I am frustrated by this type of discourse on many levels.  It is as if there is one definition of leadership and when that model cannot be seen, there's an assumption that leadership somehow isn't present.  We grieve the lack of leadership in black neighborhoods, by which we mean "race men." These men, in their suits and ties, with strong voices and political connections, are the "leaders" needed to rescue us from moral and political morass, like a Dr. King.  We grieve the lack of national and ecclesiastical leadership, by which we, once again, assume an educated, largely male and white, elite.  In the dialogue around the need for a "strong" Pope, we take for granted that a man will be called who will hear directly from God and can be a leader for over a billion people, despite not one woman being part of the process.  A pastor, a president, a pope are certainly all leaders...but the conversation about leadership cannot begin and end with these models.

What about the grandmothers creating urban gardens in abandoned lots? What about the teenagers volunteering at the local after school program?  What about the faithful choir member who spends hours cleaning the windows at church? What about the underpaid teacher who feeds hungry children lunch with money from her own pocket? Are they not leaders?  When we create narrow gendered and racial dynamics of leadership, we forget that the most important quality of a leader is his or her ability to serve.  Instead of constantly lamenting the dearth of leadership, we can look all around and see examples of public service; those who serve because they love.  And without service and love, there is no leadership.

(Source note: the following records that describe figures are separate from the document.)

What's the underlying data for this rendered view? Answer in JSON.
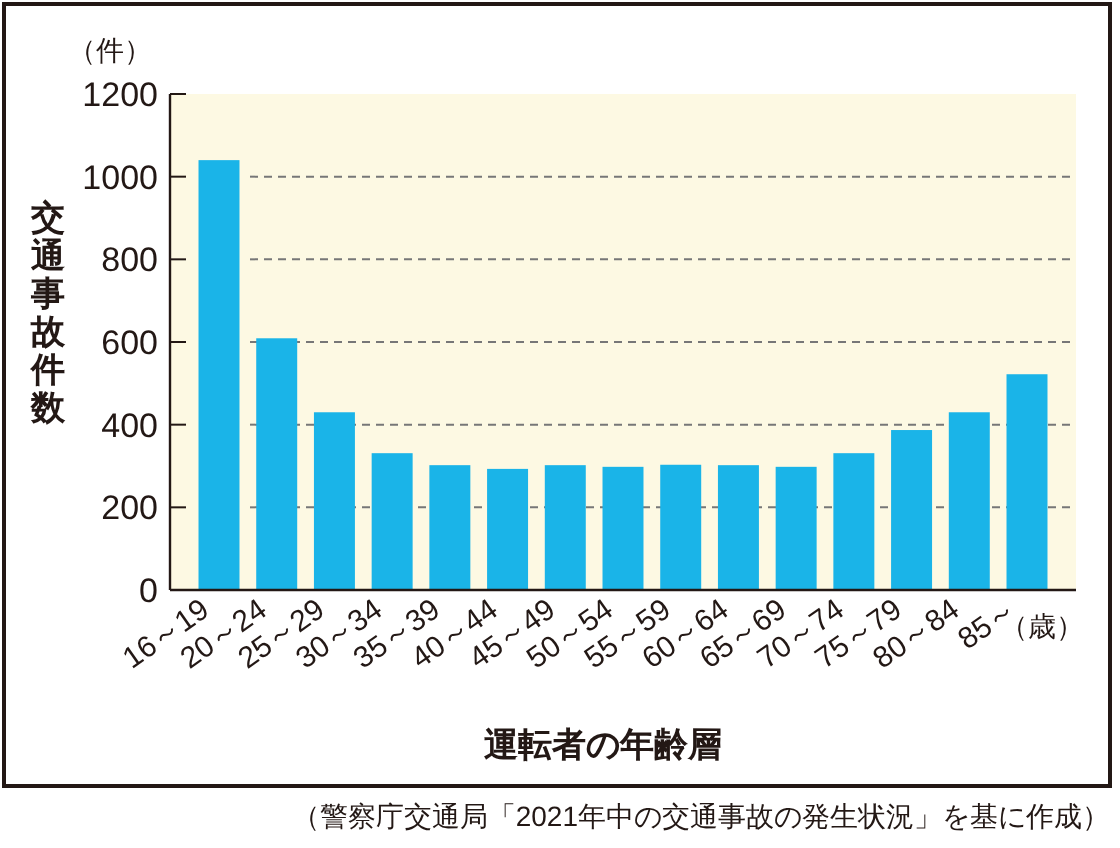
{
  "chart_data": {
    "type": "bar",
    "ylabel": "交通事故件数",
    "xlabel": "運転者の年齢層",
    "categories": [
      "16～19",
      "20～24",
      "25～29",
      "30～34",
      "35～39",
      "40～44",
      "45～49",
      "50～54",
      "55～59",
      "60～64",
      "65～69",
      "70～74",
      "75～79",
      "80～84",
      "85～"
    ],
    "values": [
      1040,
      609,
      430,
      331,
      302,
      293,
      302,
      298,
      303,
      302,
      298,
      331,
      387,
      430,
      522
    ],
    "color": "#1ab4e8",
    "ylim": [
      0,
      1200
    ],
    "yticks": [
      0,
      200,
      400,
      600,
      800,
      1000,
      1200
    ],
    "grid": "y",
    "annotations": [
      "（件）",
      "（歳）",
      "（警察庁交通局「2021年中の交通事故の発生状況」を基に作成）"
    ]
  }
}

I cannot create policies that deny people basic civil rights, if I truly love them and want to serve them.   I cannot deny women fundamental control over their health and bodies, if I love them and want to serve them.   I cannot create obstacles to people voting and participating in the democratic project of a nation, if I love them and want to serve them.  I cannot imprison and incarcerate with no consideration of rehabilitation, if I love and want to serve people.

As we continue this Lenten journey, I pray that God will raise up servants instead of leaders; people who serve their country, neighbors, friends, and even their enemies because they want to love more than they want to lead.